Reviews and occasional notes on classical music

Reviews and occasional notes on classical music

"Music, both vocall and instrumental, so good, so delectable, so rare, so admirable, so super excellent, that it did even ravish and stupifie all those strangers that never heard the like." - Thomas Coryat, after hearing 3 hours of music at the Scuola di San Rocco in Venice, 1608.

Friday, April 19, 2019

Boisterous cheer and haunted longing


Francis Poulenc: Chamber music with piano

"What's nice with Poulenc," Erik Satie once said, "is that he makes up his own folklore." Everything about the composer was original: he was largely self-taught, but he had enough confidence in his own talent that his music went its own way. Not worrying too much about musical fashions, he often ended up leading the way himself. He was exposed from his teenage years to the musical revolution of Stravinsky's early ballets, and to the intellectual excitement of the surrealists, but Poulenc's music retained its own earthy, forceful personality, and never lost its way in glibness or sentimentality.

Here's Boris Lipnitzki's famous picture of Les Six with Jean Cocteau, from, I'm assuming, some time in the 1930s: Milhaud, Cocteau, Honegger, Tailleferre, Poulenc & Durey. Cocteau's drawing of the missing Auric rounds out the six. Poulenc's music fits nicely in this avant garde group, but he's as much a leader as a any of his composing colleagues.

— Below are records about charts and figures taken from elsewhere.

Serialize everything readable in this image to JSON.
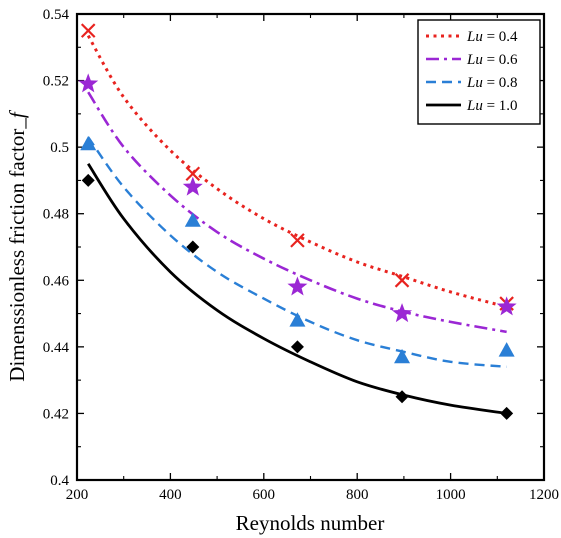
{
  "chart_data": {
    "type": "scatter",
    "xlabel": "Reynolds number",
    "ylabel": "Dimenssionless friction factor_",
    "ylabel_italic": "f",
    "xlim": [
      200,
      1200
    ],
    "ylim": [
      0.4,
      0.54
    ],
    "xticks": [
      200,
      400,
      600,
      800,
      1000,
      1200
    ],
    "xtick_labels": [
      "200",
      "400",
      "600",
      "800",
      "1000",
      "1200"
    ],
    "yticks": [
      0.4,
      0.42,
      0.44,
      0.46,
      0.48,
      0.5,
      0.52,
      0.54
    ],
    "ytick_labels": [
      "0.4",
      "0.42",
      "0.44",
      "0.46",
      "0.48",
      "0.5",
      "0.52",
      "0.54"
    ],
    "grid": false,
    "legend_position": "top-right",
    "series": [
      {
        "name_italic": "Lu",
        "name_suffix": " = 0.4",
        "color": "#e8231f",
        "marker": "x",
        "line_style": "dotted",
        "points": [
          [
            224,
            0.535
          ],
          [
            448,
            0.492
          ],
          [
            672,
            0.472
          ],
          [
            896,
            0.46
          ],
          [
            1120,
            0.453
          ]
        ],
        "fit": [
          [
            224,
            0.5335
          ],
          [
            300,
            0.515
          ],
          [
            400,
            0.499
          ],
          [
            500,
            0.4875
          ],
          [
            600,
            0.4785
          ],
          [
            700,
            0.4715
          ],
          [
            800,
            0.4655
          ],
          [
            900,
            0.461
          ],
          [
            1000,
            0.4565
          ],
          [
            1120,
            0.452
          ]
        ]
      },
      {
        "name_italic": "Lu",
        "name_suffix": " = 0.6",
        "color": "#9b27d4",
        "marker": "star",
        "line_style": "dashdot",
        "points": [
          [
            224,
            0.519
          ],
          [
            448,
            0.488
          ],
          [
            672,
            0.458
          ],
          [
            896,
            0.45
          ],
          [
            1120,
            0.452
          ]
        ],
        "fit": [
          [
            224,
            0.5165
          ],
          [
            300,
            0.5
          ],
          [
            400,
            0.4855
          ],
          [
            500,
            0.4745
          ],
          [
            600,
            0.4665
          ],
          [
            700,
            0.46
          ],
          [
            800,
            0.4545
          ],
          [
            900,
            0.4505
          ],
          [
            1000,
            0.4475
          ],
          [
            1120,
            0.4445
          ]
        ]
      },
      {
        "name_italic": "Lu",
        "name_suffix": " = 0.8",
        "color": "#2a7fd6",
        "marker": "triangle",
        "line_style": "dashed",
        "points": [
          [
            224,
            0.501
          ],
          [
            448,
            0.478
          ],
          [
            672,
            0.448
          ],
          [
            896,
            0.437
          ],
          [
            1120,
            0.439
          ]
        ],
        "fit": [
          [
            224,
            0.503
          ],
          [
            300,
            0.488
          ],
          [
            400,
            0.4735
          ],
          [
            500,
            0.4625
          ],
          [
            600,
            0.4545
          ],
          [
            700,
            0.4475
          ],
          [
            800,
            0.442
          ],
          [
            900,
            0.4385
          ],
          [
            1000,
            0.4355
          ],
          [
            1120,
            0.434
          ]
        ]
      },
      {
        "name_italic": "Lu",
        "name_suffix": " = 1.0",
        "color": "#000000",
        "marker": "diamond",
        "line_style": "solid",
        "points": [
          [
            224,
            0.49
          ],
          [
            448,
            0.47
          ],
          [
            672,
            0.44
          ],
          [
            896,
            0.425
          ],
          [
            1120,
            0.42
          ]
        ],
        "fit": [
          [
            224,
            0.495
          ],
          [
            300,
            0.4785
          ],
          [
            400,
            0.4625
          ],
          [
            500,
            0.451
          ],
          [
            600,
            0.4425
          ],
          [
            700,
            0.4355
          ],
          [
            800,
            0.4295
          ],
          [
            900,
            0.4255
          ],
          [
            1000,
            0.4225
          ],
          [
            1120,
            0.42
          ]
        ]
      }
    ]
  }
}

This splendid collection of chamber music with piano is organized chronologically, but there's no real story arc of development or decline here; just Poulenc's prodigious, regular eruption of brightness and melancholy, of boisterous cheer and haunted longing. Pianist Paul Rivinius provides a solid lead at the keyboard, keeping his talented wind partners on task, but providing enough swing to keep thing alive and pulsing. This is a marvellous programme of Gallic charm and ingenuity that rewards close listening.